CV and Cover Letter

4 times your CV will let you down - and what to do about it

artice image If your CV has any problem areas, it will be to your benefit to explain why (Shutterstock)

When viewing a candidate’s CV employers tend to spend as little as a few seconds scanning it before deciding on whether or not it makes the grade or gets thrown into the trash. If you have any problem areas such as a lack of experience or gaps of long-term unemployment, here are a few tips to help you out.  

1. You lack experience 

Employers don’t know you. To them, a lack of experience may signal an inability to do the job and while you might be able to prove them wrong, your CV suggests differently. The reality is that there are plenty of candidates who have far more experience than you do, and who are probably lining up for an interview.
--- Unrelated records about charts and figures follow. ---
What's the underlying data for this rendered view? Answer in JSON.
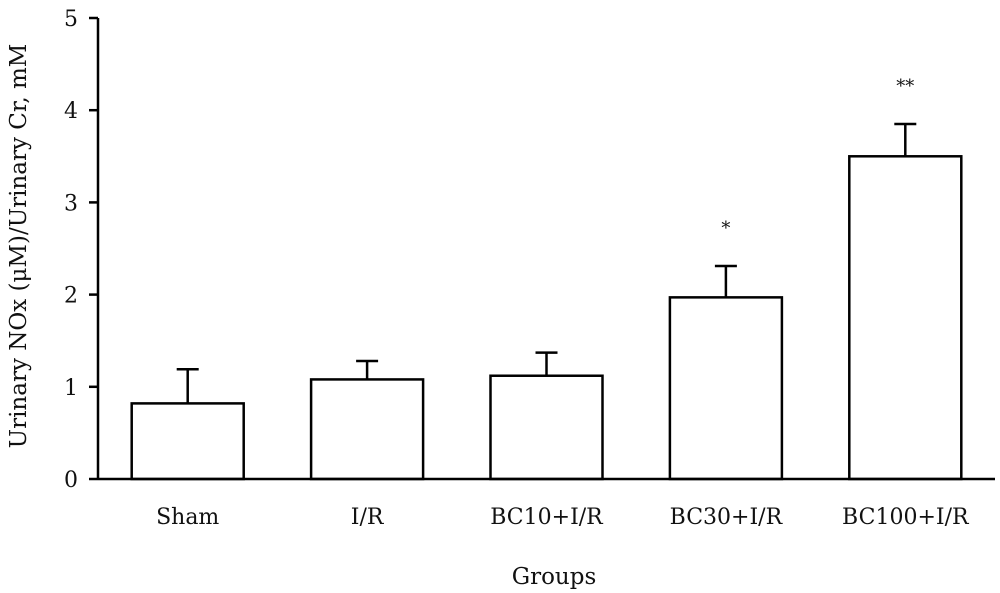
{
  "chart_data": {
    "type": "bar",
    "xlabel": "Groups",
    "ylabel": "Urinary NOx (μM)/Urinary Cr, mM",
    "ylim": [
      0,
      5
    ],
    "yticks": [
      0,
      1,
      2,
      3,
      4,
      5
    ],
    "grid": false,
    "categories": [
      "Sham",
      "I/R",
      "BC10+I/R",
      "BC30+I/R",
      "BC100+I/R"
    ],
    "values": [
      0.82,
      1.08,
      1.12,
      1.97,
      3.5
    ],
    "errors": [
      0.37,
      0.2,
      0.25,
      0.34,
      0.35
    ],
    "annotations": [
      "",
      "",
      "",
      "*",
      "**"
    ],
    "colors": {
      "bar_fill": "#ffffff",
      "bar_stroke": "#000000",
      "axis": "#000000"
    }
  }
}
Solution: This might be a tough one to solve as many recruiters and employers only give CVs a second glance if it represents an outstanding employee. However, it’s not a lost cause – this is where an excellent cover letter will come into play. Use your cover letter to explain why you want the job and why you would be great at it. If you’ve had part-time jobs or have volunteered at other organisations, put it in your cover letter to show your potential employer that you have drive and a track record with references. And use the time between jobs to gain experience

2. You were recently fired

Potential employers want to hire someone reliable, and if you were fired from your previous job, they need to know that you won’t make the same mistake twice.

Solution: Before your interview practice your answer. Make sure you tell the interviewer what you learned and what you would now do differently given the chance. When answering you have to demonstrate to the interviewer that you hold no anger towards the company or your previous employers and that you’re ready to tackle new challenges.  
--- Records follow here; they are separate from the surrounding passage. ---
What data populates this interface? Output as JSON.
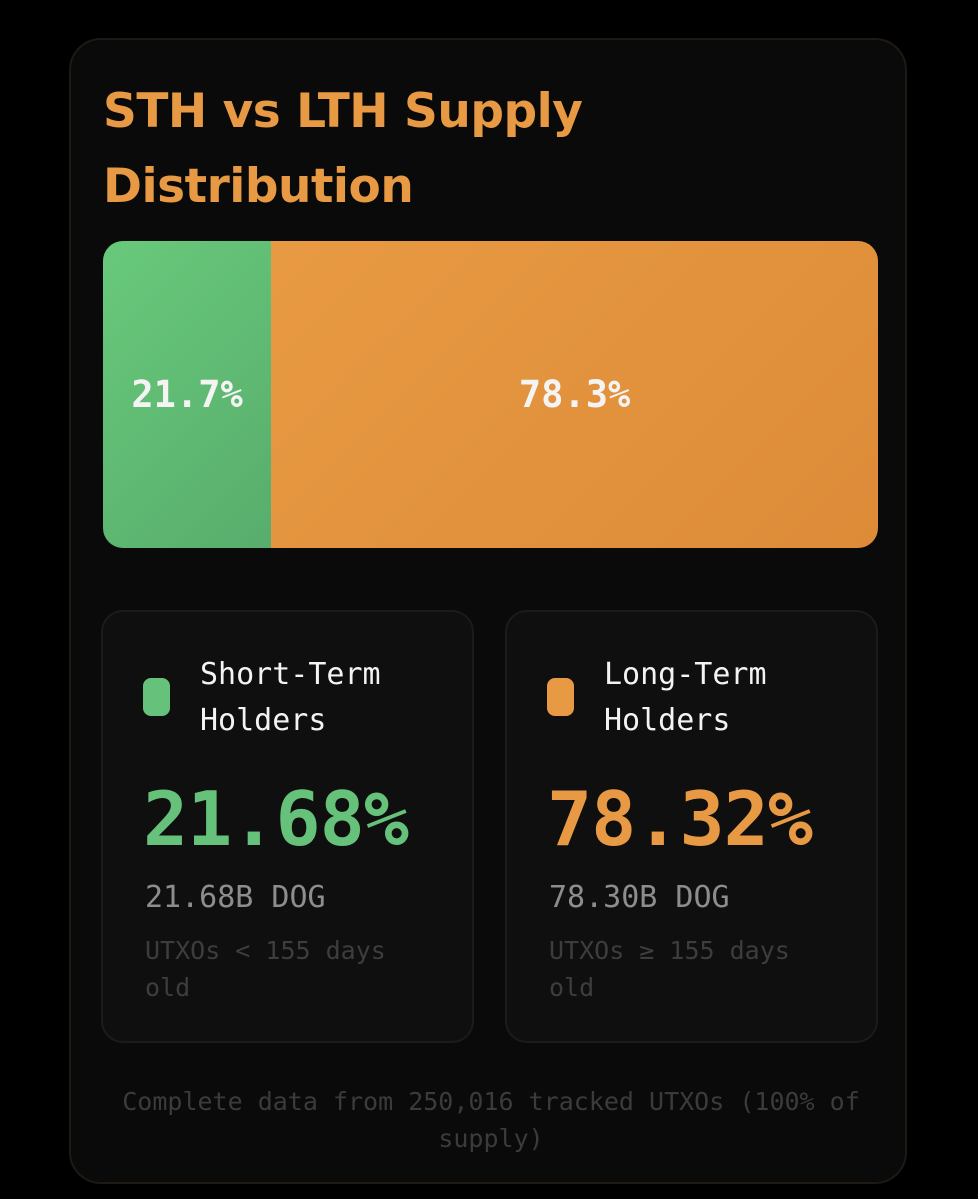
{
  "title": "STH vs LTH Supply Distribution",
  "colors": {
    "sth": "#66c27a",
    "lth": "#e79a43",
    "title": "#e79a43"
  },
  "chart_data": {
    "type": "bar",
    "orientation": "horizontal-stacked",
    "title": "STH vs LTH Supply Distribution",
    "series": [
      {
        "name": "Short-Term Holders",
        "values": [
          21.7
        ],
        "label": "21.7%"
      },
      {
        "name": "Long-Term Holders",
        "values": [
          78.3
        ],
        "label": "78.3%"
      }
    ],
    "unit": "%",
    "ylim": [
      0,
      100
    ]
  },
  "cards": {
    "sth": {
      "name": "Short-Term Holders",
      "percent": "21.68%",
      "amount": "21.68B DOG",
      "note": "UTXOs < 155 days old"
    },
    "lth": {
      "name": "Long-Term Holders",
      "percent": "78.32%",
      "amount": "78.30B DOG",
      "note": "UTXOs ≥ 155 days old"
    }
  },
  "footnote": "Complete data from 250,016 tracked UTXOs (100% of supply)"
}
3. Your CV makes you look like a job hopper

 This may appear to be a problem as employers don’t want someone who will pack up and leave after a few months. If your CV indicates that you’ve stayed in various jobs for less than two years at a time, you may be labeled a job hopper. 
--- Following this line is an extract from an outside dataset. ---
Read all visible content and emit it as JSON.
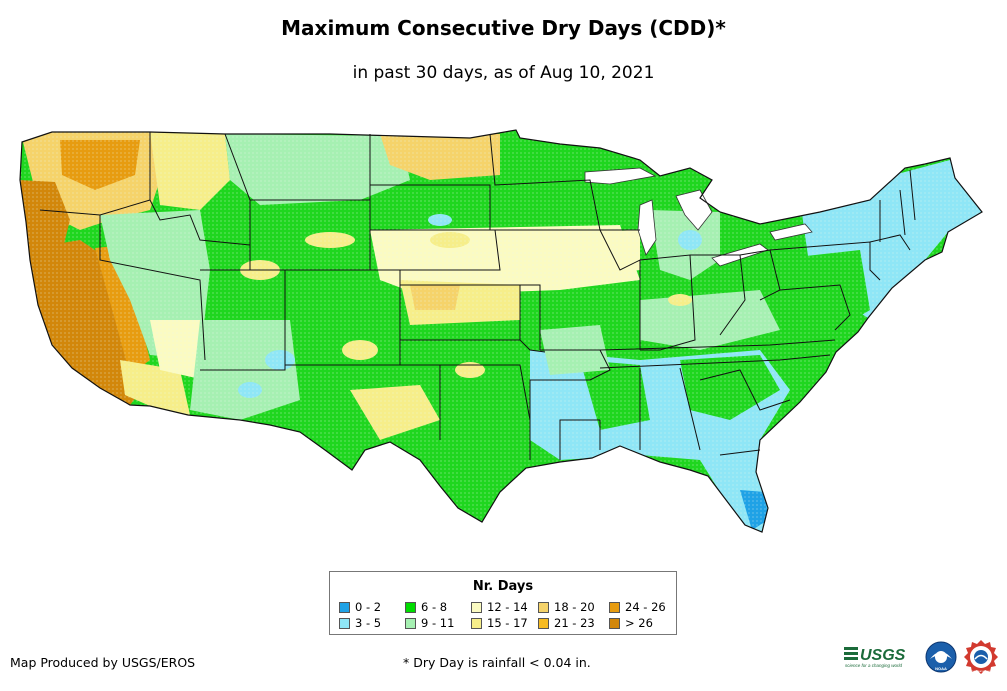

Solution: Make this work for you, not against you. Include as much detail as possible on your CV. If the 6-month job, for example was meant to be a short term job, then state “contract job”. If you meant to help out for only 3 months, say that it was a temp job. However, if those jobs really indicated that you were a job hopper, you’ll have to make the interviewer understand that you’re ready to find a stable job with a company that you can grow with and that your skills will add great value to the company.

4. You’ve been unemployed for a long time

 If you have long-term unemployment gaps on your CV the interviewer might wonder why no one has hired you during these times. They might question whether you were fired and left it off, for example.

Solution: If you had good reason for the gap in your CV like you were volunteering at a non-profit organisation, for example, say it in your interview. Whatever the reason was, be prepared to tell the interviewer why you were unemployed for a long period of time.